Why the gate placement matters so much: the admin-1 PfPR distribution is dense exactly through the 20–40% range, so small moves in the cutoff sweep many admins. Countries are ordered by median prevalence.

Admin-1 PfPR(2020) by country. Dashed lines = candidate gates (20/25/30/35/40%). High-burden countries (COD, BFA, NGA) sit mostly above 30%; low-transmission countries (ETH, SEN, TZA) mostly below.

6 · The geographic shift

The same move seen spatially: the "high" zone (red, receiving the intensive package) contracts sharply as the gate rises from 20% to 40%.

Admin-1 units classified high at each gate. Red = high (intensive package). Map join covers 80% of admins by name; the quantitative tables above use the full PfPR table.

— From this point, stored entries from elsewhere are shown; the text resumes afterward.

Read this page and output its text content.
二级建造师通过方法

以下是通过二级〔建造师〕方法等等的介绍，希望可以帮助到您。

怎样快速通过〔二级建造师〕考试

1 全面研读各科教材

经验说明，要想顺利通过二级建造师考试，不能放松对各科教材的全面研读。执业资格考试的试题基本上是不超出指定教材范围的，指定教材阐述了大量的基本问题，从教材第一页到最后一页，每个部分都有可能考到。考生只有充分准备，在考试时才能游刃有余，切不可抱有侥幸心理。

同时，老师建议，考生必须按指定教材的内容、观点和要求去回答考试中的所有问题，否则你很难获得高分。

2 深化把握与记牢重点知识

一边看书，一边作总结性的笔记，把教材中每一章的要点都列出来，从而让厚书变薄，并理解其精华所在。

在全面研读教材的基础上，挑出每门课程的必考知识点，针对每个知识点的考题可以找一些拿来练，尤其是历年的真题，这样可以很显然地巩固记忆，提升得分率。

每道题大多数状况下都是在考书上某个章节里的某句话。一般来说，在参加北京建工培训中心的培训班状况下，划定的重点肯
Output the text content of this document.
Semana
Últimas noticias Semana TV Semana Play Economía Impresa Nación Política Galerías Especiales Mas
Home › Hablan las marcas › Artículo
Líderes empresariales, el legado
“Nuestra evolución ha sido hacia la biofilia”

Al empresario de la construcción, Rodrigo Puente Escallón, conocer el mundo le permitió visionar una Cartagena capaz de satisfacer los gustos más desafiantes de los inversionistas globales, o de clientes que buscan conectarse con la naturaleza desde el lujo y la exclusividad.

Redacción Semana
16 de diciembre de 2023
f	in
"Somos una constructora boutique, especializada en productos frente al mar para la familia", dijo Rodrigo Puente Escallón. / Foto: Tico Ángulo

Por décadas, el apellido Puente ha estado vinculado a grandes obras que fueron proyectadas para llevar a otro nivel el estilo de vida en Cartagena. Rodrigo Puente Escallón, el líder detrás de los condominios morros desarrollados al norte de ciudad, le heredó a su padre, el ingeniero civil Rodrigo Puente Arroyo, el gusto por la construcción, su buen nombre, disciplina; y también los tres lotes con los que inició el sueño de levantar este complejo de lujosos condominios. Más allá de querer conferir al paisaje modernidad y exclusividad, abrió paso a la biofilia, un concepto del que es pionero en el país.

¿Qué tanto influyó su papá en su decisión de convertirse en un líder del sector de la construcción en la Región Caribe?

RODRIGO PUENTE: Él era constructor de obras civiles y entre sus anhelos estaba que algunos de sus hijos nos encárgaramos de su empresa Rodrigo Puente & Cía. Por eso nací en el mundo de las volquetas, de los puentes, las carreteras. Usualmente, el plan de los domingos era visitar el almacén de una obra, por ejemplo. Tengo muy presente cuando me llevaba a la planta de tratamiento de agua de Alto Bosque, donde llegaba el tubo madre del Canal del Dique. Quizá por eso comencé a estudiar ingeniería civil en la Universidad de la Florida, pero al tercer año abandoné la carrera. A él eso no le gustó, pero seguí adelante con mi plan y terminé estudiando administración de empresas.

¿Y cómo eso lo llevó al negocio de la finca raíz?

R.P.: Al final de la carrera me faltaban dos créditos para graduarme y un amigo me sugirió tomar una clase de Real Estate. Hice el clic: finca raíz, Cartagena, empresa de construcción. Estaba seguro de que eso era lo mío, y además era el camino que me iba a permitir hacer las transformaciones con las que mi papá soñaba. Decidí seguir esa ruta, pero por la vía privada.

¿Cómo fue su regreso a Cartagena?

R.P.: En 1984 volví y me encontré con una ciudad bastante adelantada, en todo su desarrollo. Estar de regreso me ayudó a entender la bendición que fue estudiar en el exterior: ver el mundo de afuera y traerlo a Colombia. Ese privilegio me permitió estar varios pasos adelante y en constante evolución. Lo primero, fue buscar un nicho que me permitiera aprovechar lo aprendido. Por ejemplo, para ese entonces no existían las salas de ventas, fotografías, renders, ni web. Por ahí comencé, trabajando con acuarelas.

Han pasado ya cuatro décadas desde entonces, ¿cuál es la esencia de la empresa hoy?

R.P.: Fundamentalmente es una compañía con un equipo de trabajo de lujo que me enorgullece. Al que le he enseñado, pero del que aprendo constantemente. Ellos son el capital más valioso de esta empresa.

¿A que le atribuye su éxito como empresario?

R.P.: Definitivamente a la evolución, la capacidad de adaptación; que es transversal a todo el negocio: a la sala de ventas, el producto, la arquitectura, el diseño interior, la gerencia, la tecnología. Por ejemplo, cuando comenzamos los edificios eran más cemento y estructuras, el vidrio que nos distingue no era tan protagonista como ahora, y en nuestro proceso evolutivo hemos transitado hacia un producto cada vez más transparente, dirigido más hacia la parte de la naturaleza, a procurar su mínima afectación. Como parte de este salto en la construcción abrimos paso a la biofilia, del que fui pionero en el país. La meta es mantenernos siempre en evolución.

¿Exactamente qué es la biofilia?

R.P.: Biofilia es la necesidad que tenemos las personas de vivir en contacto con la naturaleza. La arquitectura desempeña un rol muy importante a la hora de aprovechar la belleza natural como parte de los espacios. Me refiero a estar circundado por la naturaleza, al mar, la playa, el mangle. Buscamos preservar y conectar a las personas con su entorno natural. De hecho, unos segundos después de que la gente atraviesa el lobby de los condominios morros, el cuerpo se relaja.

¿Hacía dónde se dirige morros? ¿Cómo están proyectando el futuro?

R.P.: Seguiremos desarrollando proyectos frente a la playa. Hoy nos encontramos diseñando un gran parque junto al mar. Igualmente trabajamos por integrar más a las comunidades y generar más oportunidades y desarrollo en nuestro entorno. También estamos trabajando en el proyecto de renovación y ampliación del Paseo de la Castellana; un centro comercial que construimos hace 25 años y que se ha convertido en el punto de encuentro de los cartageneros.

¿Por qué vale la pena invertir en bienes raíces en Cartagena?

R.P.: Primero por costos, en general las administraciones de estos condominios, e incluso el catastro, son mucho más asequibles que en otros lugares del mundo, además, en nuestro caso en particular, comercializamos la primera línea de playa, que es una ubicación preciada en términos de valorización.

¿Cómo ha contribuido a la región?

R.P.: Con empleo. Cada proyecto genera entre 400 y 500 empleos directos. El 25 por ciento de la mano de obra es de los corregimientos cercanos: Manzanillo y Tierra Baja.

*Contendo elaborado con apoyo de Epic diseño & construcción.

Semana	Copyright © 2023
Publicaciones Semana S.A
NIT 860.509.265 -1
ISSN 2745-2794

7 · Population density vs prevalence

For impact, what matters is not just whether an admin is "high" but whether it is dense and high-burden. The upper-right cluster — dense, high-prevalence admins — is where the gate decision drives the most averted burden (and cost).

Each point an admin-1 unit: PfPR (x) vs population density (y, log), sized by population, colored by region. Dashed verticals = candidate gates. Large points just below 30–35% (dense West-African admins) are exactly those that flip with the 35→30 change.

8 · Options for review

30% is a reasonable, team-endorsed working choice. The points below are about making it robust and transparent, not overturning it.

  1. Add the one-line citation in 1a_geo_coverage.Rmd (Kenya/Tanzania NMCP ≥30% precedent) so the basis travels with the code.
  2. Report impact at 30% and 35% side-by-side. Because 35→30 doubles the intensive-package population (91M→209M), leadership should see the sensitivity explicitly rather than a single point estimate.
  3. Seriously weigh a region-aware or higher gate. Given that 60% of the high-transmission population is West African and 30% is only an upper-third cutoff there, a single continental gate tuned to East Africa likely over-classifies the highest-impact region. Candidates: a uniform 35% (WHO-canonical, more conservative in the West), or region-specific gates (e.g., 30% East / ~40% West) if the team is comfortable with heterogeneity.
  4. Keep 25% / 20% as sensitivity bounds only — no primary source anchors them.
  5. Note the metric mismatch: the model gates on all-ages MAP PfPR; WHO/MAP classes and the Kenya/Tanzania precedent use PfPR2-10 / PfPR5-16. Worth a sentence in the methods.